Our decisions become our decisions.

We’re no longer programmed by what our parents taught us to be.

Well…

It’s all, well, pretty much one big victim mentality.

Let me explain why.

I’m not denying the fact – nor have I talked to many people over the course of my coaching profession – that we all need to heal. We all need to basically heal from whatever we all went through as children, and we all went through something even if our parents were perfect Stepford parents. Trust me. 20 years of coaching has demonstrated that to me.

But I’d like to take a different approach in this whole matter.

We all like to have this perception that somehow or another, we deserved or needed to be treated in a certain way.

A lot of people say they would be happy today if it weren’t for their parents. I don’t believe that. You see, our parents did the best job they could possibly do. They treated us the only way they knew how to treat us.

You see, our parents were not the villains in our victim story.

The villains is actually our own thoughts.

Granted, my mom could have been more loving or actually more present, but I look at my mom as an adult. And if I were friends with my mom and dad, I could thoroughly understand what they went through as an adult and how it was passed down to me.

My brother passing away when I was three and a half.

My mom deciding to kill herself in a car wreck with me in the car.

My mother survived that, and she survived the death of my brother.

But in reality, it made her a shell of who she really was before. So in turn, it affected me on a lot of levels. Certainly, a lot of my decisions in life were based on the programming from my parents.
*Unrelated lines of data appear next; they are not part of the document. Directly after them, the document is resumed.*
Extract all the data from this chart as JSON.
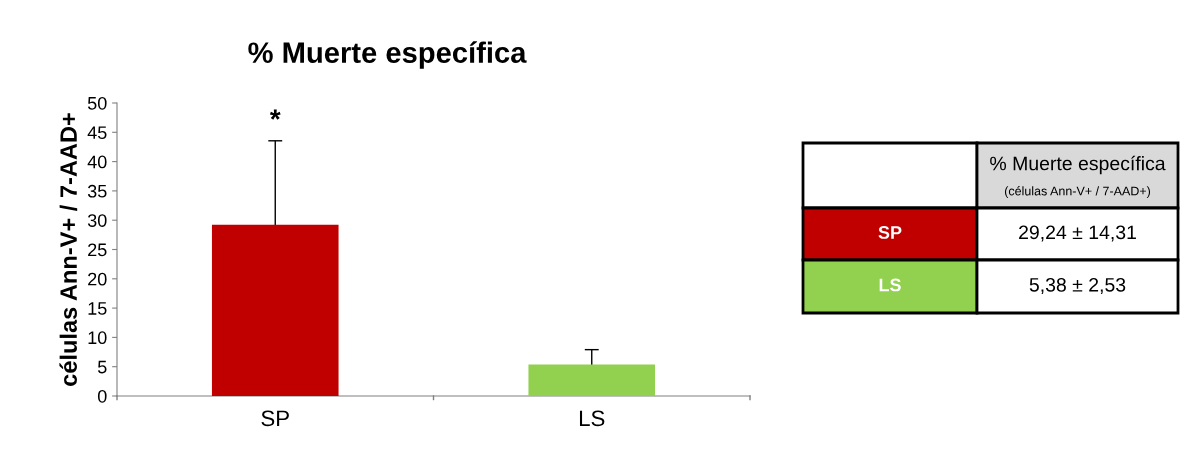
{
  "chart_data": {
    "type": "bar",
    "title": "% Muerte específica",
    "ylabel": "células Ann-V+ / 7-AAD+",
    "categories": [
      "SP",
      "LS"
    ],
    "values": [
      29.24,
      5.38
    ],
    "colors": [
      "#c00000",
      "#92d050"
    ],
    "errors": [
      14.31,
      2.53
    ],
    "annotations": [
      "*",
      "% Muerte específica",
      "(células Ann-V+ / 7-AAD+)",
      "29,24 ± 14,31",
      "5,38 ± 2,53"
    ],
    "ylim": [
      0,
      50
    ],
    "yticks": [
      0,
      5,
      10,
      15,
      20,
      25,
      30,
      35,
      40,
      45,
      50
    ],
    "grid": false,
    "legend": false
  }
}
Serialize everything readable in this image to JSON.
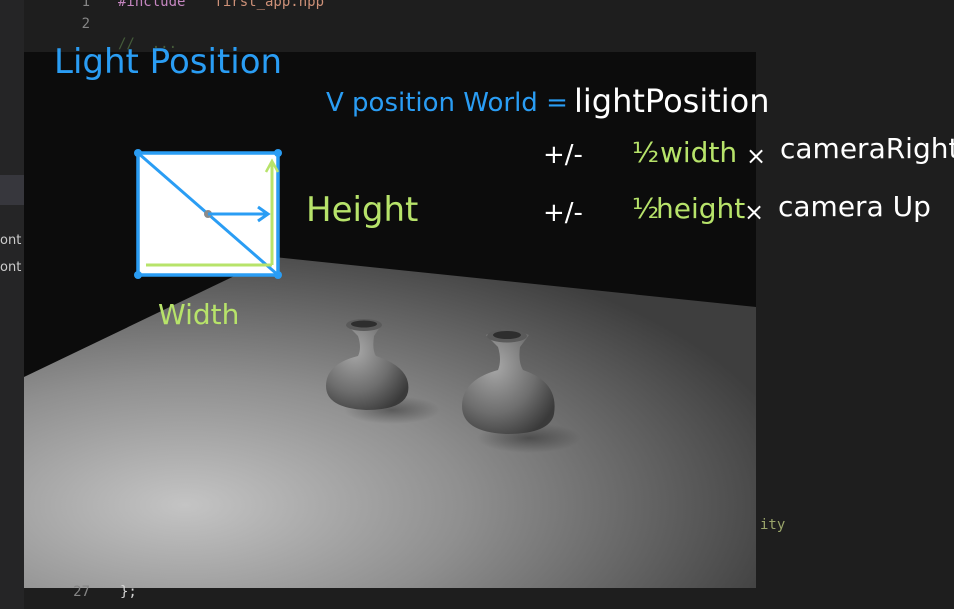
{
  "editor": {
    "line_numbers": [
      "1",
      "2",
      "27"
    ],
    "code_lines": {
      "include_directive": "#include",
      "include_file": "\"first_app.hpp\"",
      "line3_partial": "//  ... ",
      "closing": "};"
    },
    "sidebar_fragments": [
      "ont",
      "ont"
    ],
    "right_fragment": "ity"
  },
  "annotations": {
    "title": "Light Position",
    "equation_lhs": "V position World =",
    "equation_rhs": "lightPosition",
    "term1_sign": "+/-",
    "term1_fraction": "½",
    "term1_dim": "width",
    "term1_op": "×",
    "term1_vec": "cameraRight",
    "term2_sign": "+/-",
    "term2_fraction": "½",
    "term2_dim": "height",
    "term2_op": "×",
    "term2_vec": "camera Up",
    "diagram_height_label": "Height",
    "diagram_width_label": "Width"
  },
  "colors": {
    "blue_ink": "#2a9df4",
    "green_ink": "#b7e36a",
    "white_ink": "#ffffff"
  }
}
But if you’ve noticed, I’m not blaming them for anything.

The decisions that I made in my life… maybe I made them unconsciously and maybe I was triggered, but they were obviously life lessons I needed to learn.

The relationships I had.

The business partnerships I had.

The friendships I had.

The things I could have avoided, the decisions I could have made better were obviously things I needed to experience as my soul evolved.

So stop blaming your parents.

You see, we can blame our parents all we want, but our parents were just adults. So imagine if you actually met your parents at the exact age they were screwing you up. Would you have blamed them for anything?

Let’s say you could have time traveled into the future and you actually got to see what it was like to take care of you under the life stress and under the stories your parents were living out in their own life.

Would you blame them?

Or would you just have compassion because they were just having a human experience and the human experience they were having was not only their own experience, but yours as well?

I have a daughter, and I can see how some of my actions will definitely be the cause of my daughter’s stories in the future.

Is it my daughter’s fault right now that she’s getting programmed that way? Absolutely not. She’s just an innocent victim in parents trying to figure out life because nobody has it together all the time.

As parents, we make mistakes because we are figuring out life on a day-to-day basis. So the mistakes we make or the things we do definitely affect our children and allow our children to go further on through life so they can blame us in the future.

But in reality…

There’s nobody to blame but yourself. You see, once you’ve figured out what your parents did to you, you make a conscious effort of whether to accept it, forgive them and move forward, or continue to be the victim and have your parents be the villain.

I choose not to blame my mom and dad any more. Both of them have passed. But if they were here, I’d look at them as just two old people that I can get together with, learn things from, and no longer expect them to treat me in the childhood story that I wish I had.

Time to drop the villain. Time to drop the ego. Time to just love and accept.